Researchers from the AIM Lab, in collaboration with Chinese company Airdoc and multiple partner hospitals, announce a landmark project to train end-to-end supervised screening models on a dataset of more than three million expert-labelled fundus photographs. To our knowledge, this is the first time any medical-imaging model has been fully supervised on such a large, clinician-annotated corpus—and the first ophthalmology model to reach this scale.

Why this matters
Eye diseases such as diabetic retinopathy, glaucoma, and macular disorders remain among the leading causes of preventable vision loss worldwide. Millions of people are at risk of losing sight every year, yet many cases could be avoided through timely and accurate screening. Unfortunately, access to reliable screening is often limited. Many health systems face a shortage of trained specialists, and even where services are available, differences in imaging devices and variability in clinical expertise can lead to inconsistent results.
This project addresses these challenges by building models trained directly on high-quality, clinician-verified labels. Instead of relying on indirect signals or proxy labels, the models learn from expert consensus annotations that reflect real diagnostic decision-making. This foundation allows the system to target the clinical measures that matter most: sensitivity, specificity, area under the curve (AUC), calibration, and interpretability. By explicitly aligning model training with these standards, the team aims to develop screening tools that are not only accurate in research settings but also reliable, fair, and usable in day-to-day clinical practice.
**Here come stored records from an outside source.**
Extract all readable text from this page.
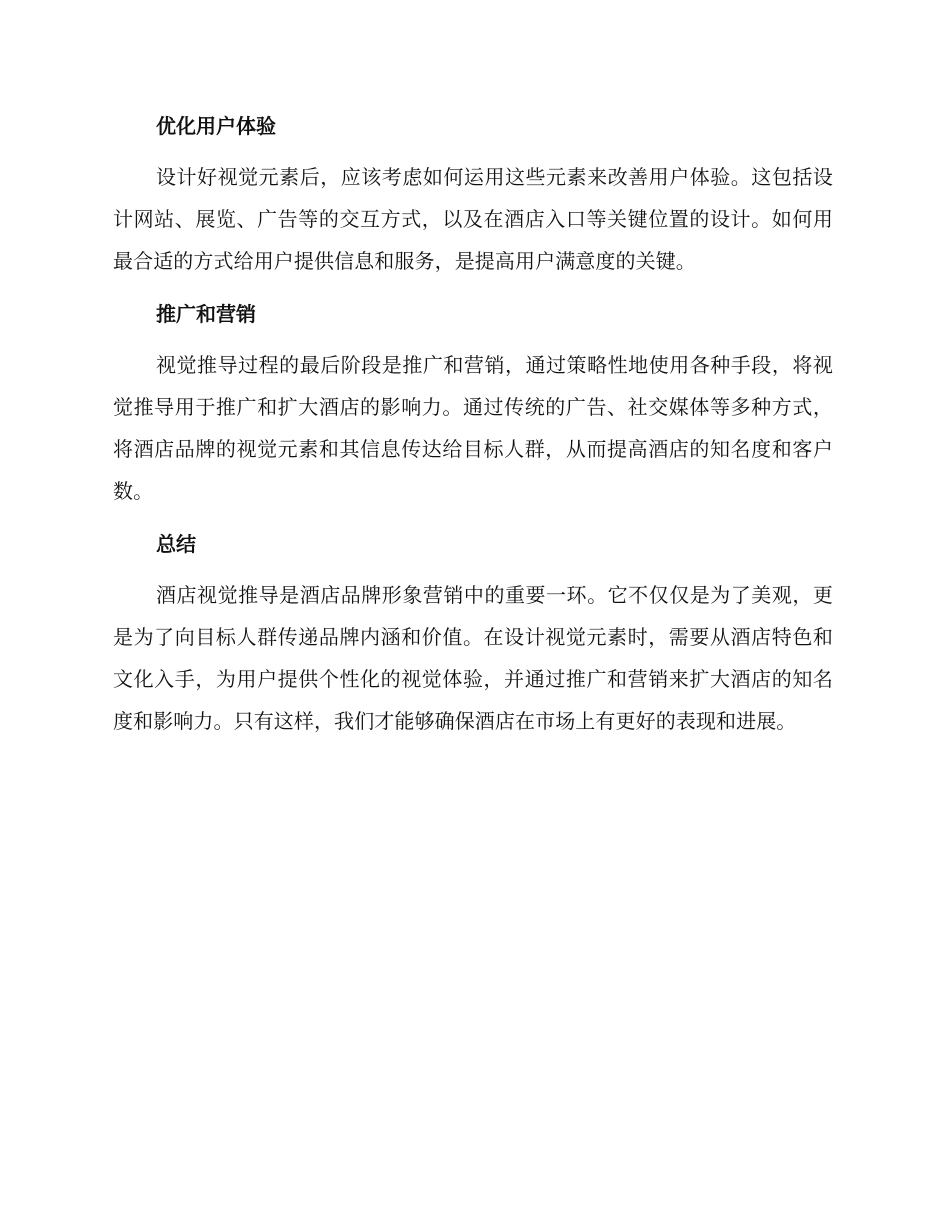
优化用户体验

设计好视觉元素后，应该考虑如何运用这些元素来改善用户体验。这包括设计网站、展览、广告等的交互方式，以及在酒店入口等关键位置的设计。如何用最合适的方式给用户提供信息和服务，是提高用户满意度的关键。

推广和营销

视觉推导过程的最后阶段是推广和营销，通过策略性地使用各种手段，将视觉推导用于推广和扩大酒店的影响力。通过传统的广告、社交媒体等多种方式，将酒店品牌的视觉元素和其信息传达给目标人群，从而提高酒店的知名度和客户数。

总结

酒店视觉推导是酒店品牌形象营销中的重要一环。它不仅仅是为了美观，更是为了向目标人群传递品牌内涵和价值。在设计视觉元素时，需要从酒店特色和文化入手，为用户提供个性化的视觉体验，并通过推广和营销来扩大酒店的知名度和影响力。只有这样，我们才能够确保酒店在市场上有更好的表现和进展。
The broader significance goes beyond performance metrics. A robust and explainable screening model has the potential to relieve pressure on overstretched healthcare systems, extend screening to underserved communities, and provide clinicians with decision support that improves both confidence and consistency. In the long term, such infrastructure could help make preventive eye care more accessible and equitable worldwide, reducing avoidable blindness and improving quality of life for millions of patients.
Outcomes
Success will be measured by stable, clinically meaningful performance across centers and devices; clear explanations for model outputs; and evidence of generalization that withstands real-world variation. Where possible, the team plans to share model cards, evaluation protocols, and selected research artefacts to support reproducibility and community benchmarking. Further external validation is also ongoing through collaborations with partner institutions worldwide.